Maas hatte den von US-Präsident Donald Trump im vergangenen Monat verkündeten Stopp der Zahlungen an die WHO kritisiert. "Eine der besten Investitionen im Kampf gegen die Pandemie ist es, die Vereinten Nationen, allen voran die unterfinanzierte Weltgesundheitsorganisation, zu stärken – zum Beispiel bei der Entwicklung und Verteilung von Tests und Impfstoffen", sagte der SPD-Politiker damals der Nachrichtenagentur DPA. "Gegenseitige Schuldzuweisungen helfen in der Coronakrise nicht."
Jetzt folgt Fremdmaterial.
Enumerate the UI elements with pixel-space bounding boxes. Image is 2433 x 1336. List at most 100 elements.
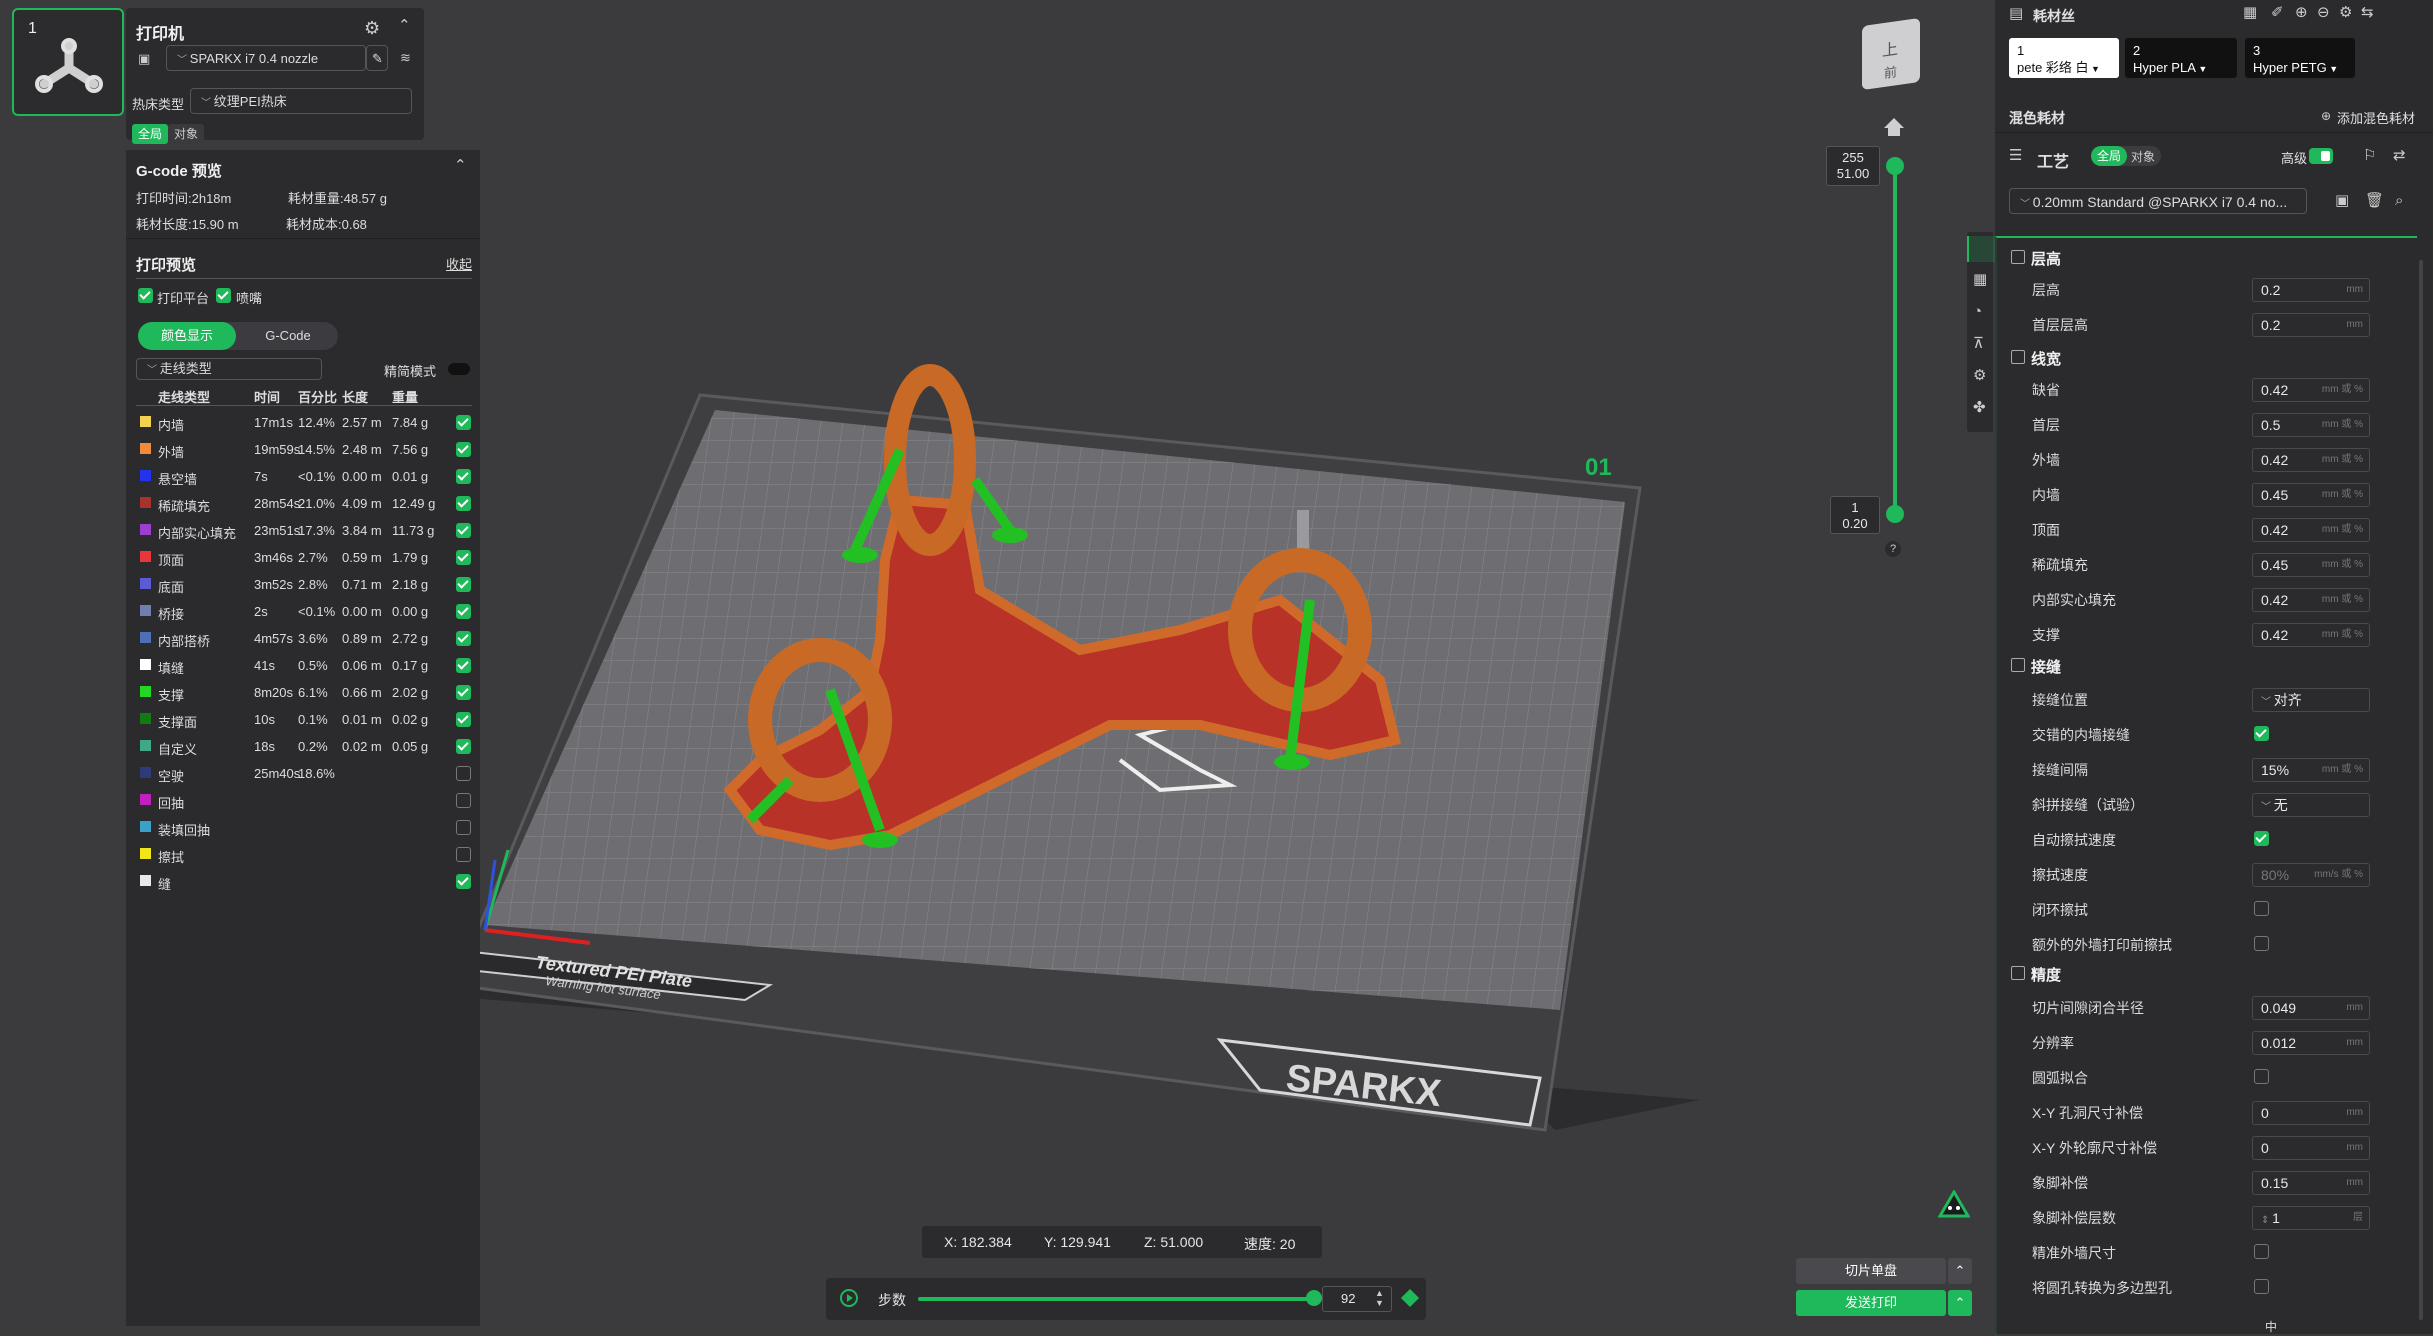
delete-icon[interactable]: 🗑 <box>2365 193 2384 209</box>
view-cube-top[interactable]: 上 <box>1882 35 1898 61</box>
printer-model-select[interactable]: ﹀ SPARKX i7 0.4 nozzle <box>166 45 366 71</box>
line-type-select[interactable]: ﹀ 走线类型 <box>136 358 322 380</box>
layer-height-input[interactable]: 0.2 mm <box>2252 278 2370 302</box>
steps-slider-track[interactable] <box>918 1297 1318 1301</box>
help-icon[interactable]: ? <box>1885 541 1901 557</box>
caret-down-icon[interactable]: ▼ <box>2196 64 2207 74</box>
bed-type-select[interactable]: ﹀ 纹理PEI热床 <box>190 88 412 114</box>
line-type-visible-checkbox[interactable] <box>456 739 471 754</box>
table-row[interactable]: 空驶 25m40s 18.6% <box>138 761 478 788</box>
edit-printer-button[interactable]: ✎ <box>366 45 388 71</box>
swap-icon[interactable]: ⇄ <box>2393 148 2406 164</box>
tab-gcode[interactable]: G-Code <box>238 322 338 350</box>
width-inner-input[interactable]: 0.45 mm 或 % <box>2252 483 2370 507</box>
layer-view-icon[interactable] <box>1400 1288 1420 1308</box>
line-type-visible-checkbox[interactable] <box>456 874 471 889</box>
width-sparse-input[interactable]: 0.45 mm 或 % <box>2252 553 2370 577</box>
scrollbar[interactable] <box>2419 260 2423 1320</box>
line-type-visible-checkbox[interactable] <box>456 496 471 511</box>
line-type-visible-checkbox[interactable] <box>456 523 471 538</box>
scarf-seam-select[interactable]: ﹀ 无 <box>2252 793 2370 817</box>
poly-hole-checkbox[interactable] <box>2254 1279 2269 1294</box>
line-type-visible-checkbox[interactable] <box>456 766 471 781</box>
line-type-visible-checkbox[interactable] <box>456 550 471 565</box>
table-row[interactable]: 支撑 8m20s 6.1% 0.66 m 2.02 g <box>138 680 478 707</box>
view-cube[interactable]: 上 前 <box>1862 17 1920 91</box>
table-row[interactable]: 底面 3m52s 2.8% 0.71 m 2.18 g <box>138 572 478 599</box>
ime-indicator[interactable]: 中 <box>2265 1318 2277 1335</box>
loop-wipe-checkbox[interactable] <box>2254 901 2269 916</box>
first-layer-height-input[interactable]: 0.2 mm <box>2252 313 2370 337</box>
line-type-visible-checkbox[interactable] <box>456 415 471 430</box>
table-row[interactable]: 外墙 19m59s 14.5% 2.48 m 7.56 g <box>138 437 478 464</box>
width-first-input[interactable]: 0.5 mm 或 % <box>2252 413 2370 437</box>
tab-others-icon[interactable]: ⚙ <box>1973 368 1986 384</box>
table-row[interactable]: 装填回抽 <box>138 815 478 842</box>
process-preset-select[interactable]: ﹀ 0.20mm Standard @SPARKX i7 0.4 no... <box>2009 188 2307 214</box>
add-mix-button[interactable]: 添加混色耗材 <box>2337 108 2415 127</box>
line-type-visible-checkbox[interactable] <box>456 577 471 592</box>
gear-icon[interactable]: ⚙ <box>364 19 380 37</box>
table-row[interactable]: 悬空墙 7s <0.1% 0.00 m 0.01 g <box>138 464 478 491</box>
line-type-visible-checkbox[interactable] <box>456 658 471 673</box>
play-button[interactable] <box>840 1289 858 1307</box>
tab-support-icon[interactable]: ⊼ <box>1973 336 1984 352</box>
xy-hole-input[interactable]: 0 mm <box>2252 1101 2370 1125</box>
width-support-input[interactable]: 0.42 mm 或 % <box>2252 623 2370 647</box>
elephant-layers-input[interactable]: ⇕ 1层 <box>2252 1206 2370 1230</box>
show-nozzle-checkbox[interactable] <box>216 288 231 303</box>
table-row[interactable]: 填缝 41s 0.5% 0.06 m 0.17 g <box>138 653 478 680</box>
line-type-visible-checkbox[interactable] <box>456 631 471 646</box>
wifi-icon[interactable]: ≋ <box>400 50 411 66</box>
layer-slider-track[interactable] <box>1893 166 1897 514</box>
line-type-visible-checkbox[interactable] <box>456 793 471 808</box>
line-type-visible-checkbox[interactable] <box>456 604 471 619</box>
tab-quality-icon[interactable] <box>1967 236 1995 262</box>
line-type-visible-checkbox[interactable] <box>456 442 471 457</box>
steps-input[interactable]: 92 ▲ ▼ <box>1322 1286 1392 1312</box>
scope-object-toggle[interactable]: 对象 <box>168 124 205 144</box>
line-type-visible-checkbox[interactable] <box>456 685 471 700</box>
table-row[interactable]: 支撑面 10s 0.1% 0.01 m 0.02 g <box>138 707 478 734</box>
width-outer-input[interactable]: 0.42 mm 或 % <box>2252 448 2370 472</box>
wipe-speed-input[interactable]: 80% mm/s 或 % <box>2252 863 2370 887</box>
home-icon[interactable] <box>1884 118 1904 128</box>
remove-icon[interactable]: ⊖ <box>2317 5 2330 21</box>
table-row[interactable]: 桥接 2s <0.1% 0.00 m 0.00 g <box>138 599 478 626</box>
seam-position-select[interactable]: ﹀ 对齐 <box>2252 688 2370 712</box>
collapse-icon[interactable]: ⌃ <box>454 158 467 174</box>
save-icon[interactable]: ▣ <box>2335 193 2349 209</box>
table-row[interactable]: 缝 <box>138 869 478 896</box>
table-row[interactable]: 内部搭桥 4m57s 3.6% 0.89 m 2.72 g <box>138 626 478 653</box>
tab-speed-icon[interactable]: ◔ <box>1973 304 1982 320</box>
settings-icon[interactable]: ⚙ <box>2339 5 2352 21</box>
compare-icon[interactable]: ⚐ <box>2363 148 2376 164</box>
elephant-foot-input[interactable]: 0.15 mm <box>2252 1171 2370 1195</box>
palette-icon[interactable]: ▦ <box>2243 5 2257 21</box>
line-type-visible-checkbox[interactable] <box>456 469 471 484</box>
auto-wipe-checkbox[interactable] <box>2254 831 2269 846</box>
line-type-visible-checkbox[interactable] <box>456 847 471 862</box>
show-plate-checkbox[interactable] <box>138 288 153 303</box>
send-print-button[interactable]: 发送打印 <box>1796 1290 1946 1316</box>
plate-thumbnail[interactable]: 1 <box>12 8 124 116</box>
layer-slider-top-handle[interactable] <box>1886 157 1904 175</box>
collapse-link[interactable]: 收起 <box>446 254 472 273</box>
filament-slot-3[interactable]: 3 Hyper PETG ▼ <box>2245 38 2355 78</box>
process-scope-object[interactable]: 对象 <box>2131 148 2155 165</box>
precise-wall-checkbox[interactable] <box>2254 1244 2269 1259</box>
filament-slot-2[interactable]: 2 Hyper PLA ▼ <box>2125 38 2237 78</box>
seam-gap-input[interactable]: 15% mm 或 % <box>2252 758 2370 782</box>
arc-fitting-checkbox[interactable] <box>2254 1069 2269 1084</box>
tab-strength-icon[interactable]: ▦ <box>1973 272 1987 288</box>
stepper-arrows-icon[interactable]: ▲ ▼ <box>1375 1288 1384 1308</box>
resolution-input[interactable]: 0.012 mm <box>2252 1031 2370 1055</box>
filament-slot-1[interactable]: 1 pete 彩络 白 ▼ <box>2009 38 2119 78</box>
xy-contour-input[interactable]: 0 mm <box>2252 1136 2370 1160</box>
slice-plate-button[interactable]: 切片单盘 <box>1796 1258 1946 1284</box>
scope-global-toggle[interactable]: 全局 <box>132 124 169 144</box>
steps-slider-handle[interactable] <box>1306 1290 1322 1306</box>
table-row[interactable]: 内部实心填充 23m51s 17.3% 3.84 m 11.73 g <box>138 518 478 545</box>
simple-mode-toggle[interactable] <box>448 363 470 375</box>
brush-icon[interactable]: ✐ <box>2271 5 2284 21</box>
Trumps Vorwürfe gegen die WHO

Trump wirft China vor, das Virus nicht eingedämmt und den Rest der Welt nicht frühzeitig informiert zu haben. Die WHO beschuldigt er, eine "PR-Agentur für China" zu sein. Kritiker werfen wiederum Trump vor, in der Coronakrise Sündenböcke zu suchen, um von eigenen Versäumnissen beim Kampf gegen das Virus in den USA abzulenken. 

Trump trieb am Mittwoch die Öffnung der US-Bundesstaaten voran, obwohl Prognosen weiter steigende Infektions- und Todeszahlen durch das Coronavirus befürchten lassen. "Es ist an der Zeit, unser Land zu öffnen", sagte er. Bislang sind in den USA Forschern der Universität Johns Hopkins zufolge mehr als 1,2 Millionen Ansteckungen nachgewiesen worden, mehr als 73.000 Menschen kamen infolge einer Infektion mit dem Virus ums Leben. Nach einem Modell, das mehrfach vom Weißen Haus herangezogen worden war, könnte die Zahl der Toten bis zum Hochsommer noch auf mehr als 134.000 ansteigen.